New Tech Means Public Listings, Spinoffs for Music Streaming Business

Tencent, one of China’s largest companies, is planning a spinoff of its music streaming business. The spinoff’s shares will be listed in the United States. The move has broad implications for the music streaming business, and for Tencent’s business model and business strategy.

Good News for the Recorded Music Industry

As Bloomberg recently reported, it is good technology news for the recorded music sector. Sales of recorded music climbed 17% in the U.S. during 2017. Streaming made up nearly 66% of the $8.5 billion in sales. Bloomberg credits Spotify Technology S.A. with driving music sales growth in the U.S. at the greatest rate since the 1990s and Tencent with driving it in China.

This has occurred despite the fact that streaming and digital music have been more of a headache for the industry than sales of physical music ever were, with concerns about piracy, illegal downloads, and, in the headquarters of Spotify, perhaps steady concern that the company’s contracts with recording artists make it difficult to turn a profit.

The public listing of Tencent’s music spinoff in the U.S. may benefit streaming services. Sweden-based music streaming service Spotify and Tencent are partners. Reuters reports that Spotify currently owns 9% of Tencent Music, while Tencent Holdings owns 7.5% of Spotify.

Tencent may be boosted to a leading global position in content and streaming.

Tencent may cross-fertilize music across the globe.  According to Bloomberg, Tencent’s platforms for music, such as QQ Music, KuGou, and Kuwo, have allowed U.S. musicians like Katy Perry and Rihanna to become popular in China. The platforms are also significant vehicles for Chinese musicians such as Jason Zhang and Joker Xue.

Implications for Tencent & Music Streaming Business

For Tencent, the move could mean a growing media empire. The company is already the biggest provider of social media and gaming in China, with the highly popular WeChat messaging app, multiple games, and video streaming services. It currently holds licensing agreements with over 200 record companies, both domestic and international.
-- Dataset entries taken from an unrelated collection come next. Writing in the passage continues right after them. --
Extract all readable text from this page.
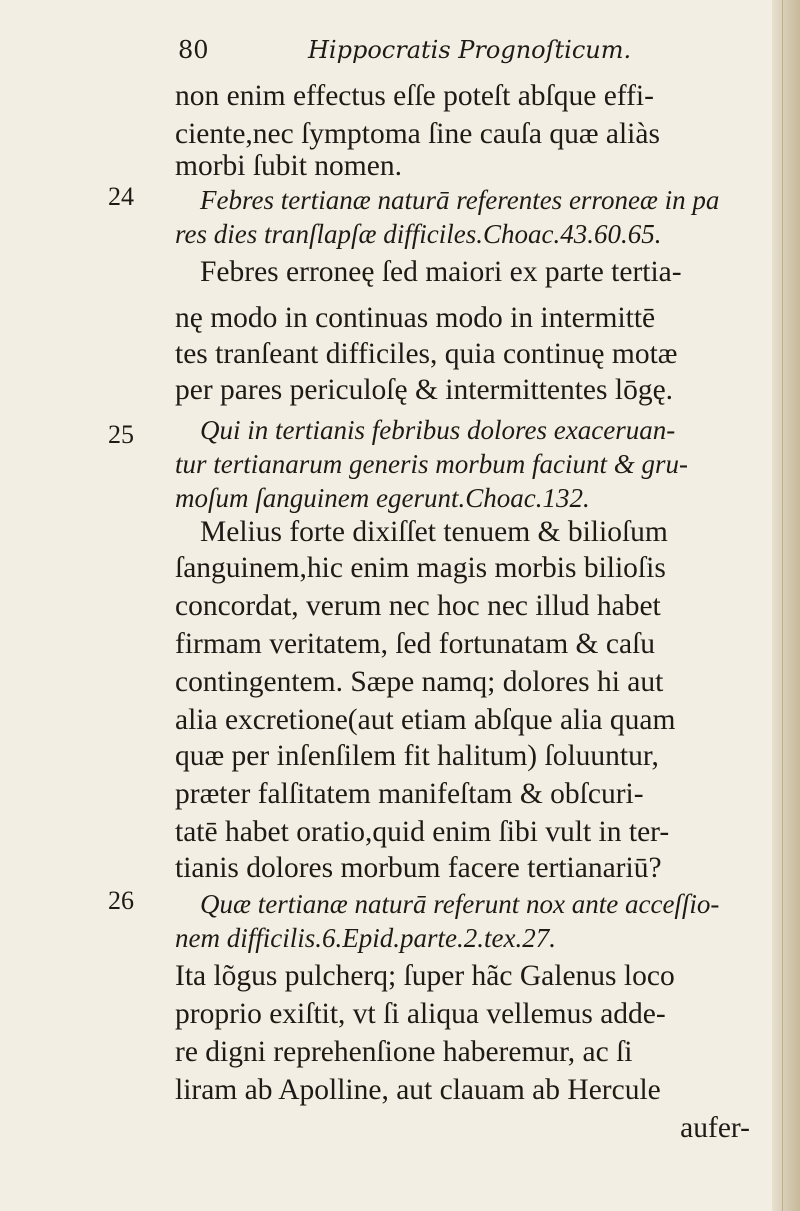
80	Hippocratis Prognoſticum.
24
25
26
non enim effectus eſſe poteſt abſque effi-
ciente,nec ſymptoma ſine cauſa quæ aliàs
morbi ſubit nomen.
Febres tertianæ naturā referentes erroneæ in pa
res dies tranſlapſæ difficiles.Choac.43.60.65.
Febres erroneę ſed maiori ex parte tertia-
nę modo in continuas modo in intermittē
tes tranſeant difficiles, quia continuę motæ
per pares periculoſę & intermittentes lōgę.
Qui in tertianis febribus dolores exaceruan-
tur tertianarum generis morbum faciunt & gru-
moſum ſanguinem egerunt.Choac.132.
Melius forte dixiſſet tenuem & bilioſum
ſanguinem,hic enim magis morbis bilioſis
concordat, verum nec hoc nec illud habet
firmam veritatem, ſed fortunatam & caſu
contingentem. Sæpe namq; dolores hi aut
alia excretione(aut etiam abſque alia quam
quæ per inſenſilem fit halitum) ſoluuntur,
præter falſitatem manifeſtam & obſcuri-
tatē habet oratio,quid enim ſibi vult in ter-
tianis dolores morbum facere tertianariū?
Quæ tertianæ naturā referunt nox ante acceſſio-
nem difficilis.6.Epid.parte.2.tex.27.
Ita lõgus pulcherq; ſuper hãc Galenus loco
proprio exiſtit, vt ſi aliqua vellemus adde-
re digni reprehenſione haberemur, ac ſi
liram ab Apolline, aut clauam ab Hercule
aufer-
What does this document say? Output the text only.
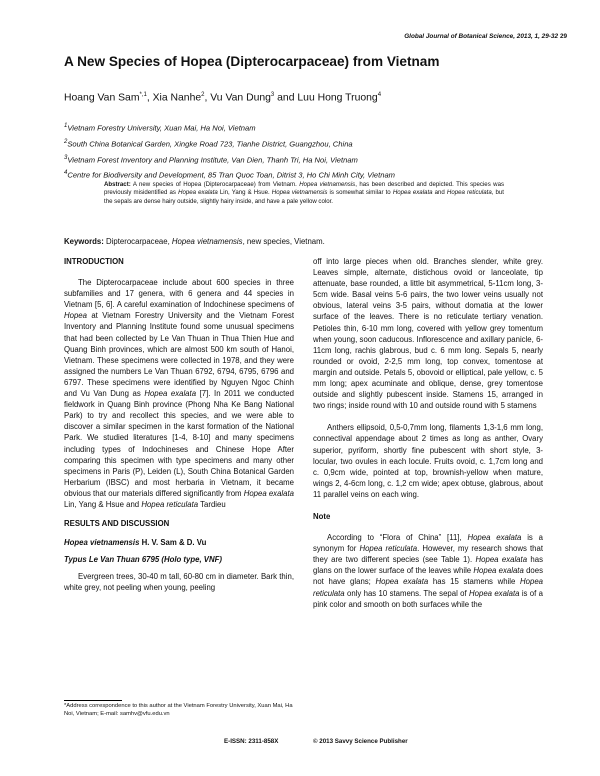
Global Journal of Botanical Science, 2013, 1, 29-32 29
A New Species of Hopea (Dipterocarpaceae) from Vietnam
Hoang Van Sam$^{*,1}$, Xia Nanhe$^2$, Vu Van Dung$^3$ and Luu Hong Truong$^4$
$^1$Vietnam Forestry University, Xuan Mai, Ha Noi, Vietnam
$^2$South China Botanical Garden, Xingke Road 723, Tianhe District, Guangzhou, China
$^3$Vietnam Forest Inventory and Planning Institute, Van Dien, Thanh Tri, Ha Noi, Vietnam
$^4$Centre for Biodiversity and Development, 85 Tran Quoc Toan, Ditrist 3, Ho Chi Minh City, Vietnam
Abstract: A new species of Hopea (Dipterocarpaceae) from Vietnam. Hopea vietnamensis, has been described and depicted. This species was previously misidentified as Hopea exalata Lin, Yang & Hsue. Hopea vietnamensis is somewhat similar to Hopea exalata and Hopea reticulata, but the sepals are dense hairy outside, slightly hairy inside, and have a pale yellow color.
Keywords: Dipterocarpaceae, Hopea vietnamensis, new species, Vietnam.

INTRODUCTION

The Dipterocarpaceae include about 600 species in three subfamilies and 17 genera, with 6 genera and 44 species in Vietnam [5, 6]. A careful examination of Indochinese specimens of Hopea at Vietnam Forestry University and the Vietnam Forest Inventory and Planning Institute found some unusual specimens that had been collected by Le Van Thuan in Thua Thien Hue and Quang Binh provinces, which are almost 500 km south of Hanoi, Vietnam. These specimens were collected in 1978, and they were assigned the numbers Le Van Thuan 6792, 6794, 6795, 6796 and 6797. These specimens were identified by Nguyen Ngoc Chinh and Vu Van Dung as Hopea exalata [7]. In 2011 we conducted fieldwork in Quang Binh province (Phong Nha Ke Bang National Park) to try and recollect this species, and we were able to discover a similar specimen in the karst formation of the National Park. We studied literatures [1-4, 8-10] and many specimens including types of Indochineses and Chinese Hope After comparing this specimen with type specimens and many other specimens in Paris (P), Leiden (L), South China Botanical Garden Herbarium (IBSC) and most herbaria in Vietnam, it became obvious that our materials differed significantly from Hopea exalata Lin, Yang & Hsue and Hopea reticulata Tardieu

RESULTS AND DISCUSSION

Hopea vietnamensis H. V. Sam & D. Vu

Typus Le Van Thuan 6795 (Holo type, VNF)

Evergreen trees, 30-40 m tall, 60-80 cm in diameter. Bark thin, white grey, not peeling when young, peeling

off into large pieces when old. Branches slender, white grey. Leaves simple, alternate, distichous ovoid or lanceolate, tip attenuate, base rounded, a little bit asymmetrical, 5-11cm long, 3-5cm wide. Basal veins 5-6 pairs, the two lower veins usually not obvious, lateral veins 3-5 pairs, without domatia at the lower surface of the leaves. There is no reticulate tertiary venation. Petioles thin, 6-10 mm long, covered with yellow grey tomentum when young, soon caducous. Inflorescence and axillary panicle, 6-11cm long, rachis glabrous, bud c. 6 mm long. Sepals 5, nearly rounded or ovoid, 2-2,5 mm long, top convex, tomentose at margin and outside. Petals 5, obovoid or elliptical, pale yellow, c. 5 mm long; apex acuminate and oblique, dense, grey tomentose outside and slightly pubescent inside. Stamens 15, arranged in two rings; inside round with 10 and outside round with 5 stamens

Anthers ellipsoid, 0,5-0,7mm long, filaments 1,3-1,6 mm long, connectival appendage about 2 times as long as anther, Ovary superior, pyriform, shortly fine pubescent with short style, 3-locular, two ovules in each locule. Fruits ovoid, c. 1,7cm long and c. 0,9cm wide, pointed at top, brownish-yellow when mature, wings 2, 4-6cm long, c. 1,2 cm wide; apex obtuse, glabrous, about 11 parallel veins on each wing.

Note

According to “Flora of China” [11], Hopea exalata is a synonym for Hopea reticulata. However, my research shows that they are two different species (see Table 1). Hopea exalata has glans on the lower surface of the leaves while Hopea exalata does not have glans; Hopea exalata has 15 stamens while Hopea reticulata only has 10 stamens. The sepal of Hopea exalata is of a pink color and smooth on both surfaces while the

*Address correspondence to this author at the Vietnam Forestry University, Xuan Mai, Ha Noi, Vietnam; E-mail: samhv@vfu.edu.vn
E-ISSN: 2311-858X	© 2013 Savvy Science Publisher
While piracy is impacting the music industry’s profits, observers note that its position in China is strong, both because of the licensing agreements and robust online communities. Digital music sales are expected to increase in China over the long term, according to Bloomberg.

There is some risk that partner Spotify will compete head-to-head in some areas of the world, such as Southeast Asia. (Spotify doesn’t compete in China.)

The move follows the model of Tencent’s spinoff of its online reading business, China Literature Ltd., in Hong Kong.

Details of the spinoff are still being finalized, but it looks as if an initial public offering (IPO) of Tencent Music will raise a minimum of $1 billion. The valuation could be more than $30 billion. Spotify was valued at $31 billion at its IPO earlier this year.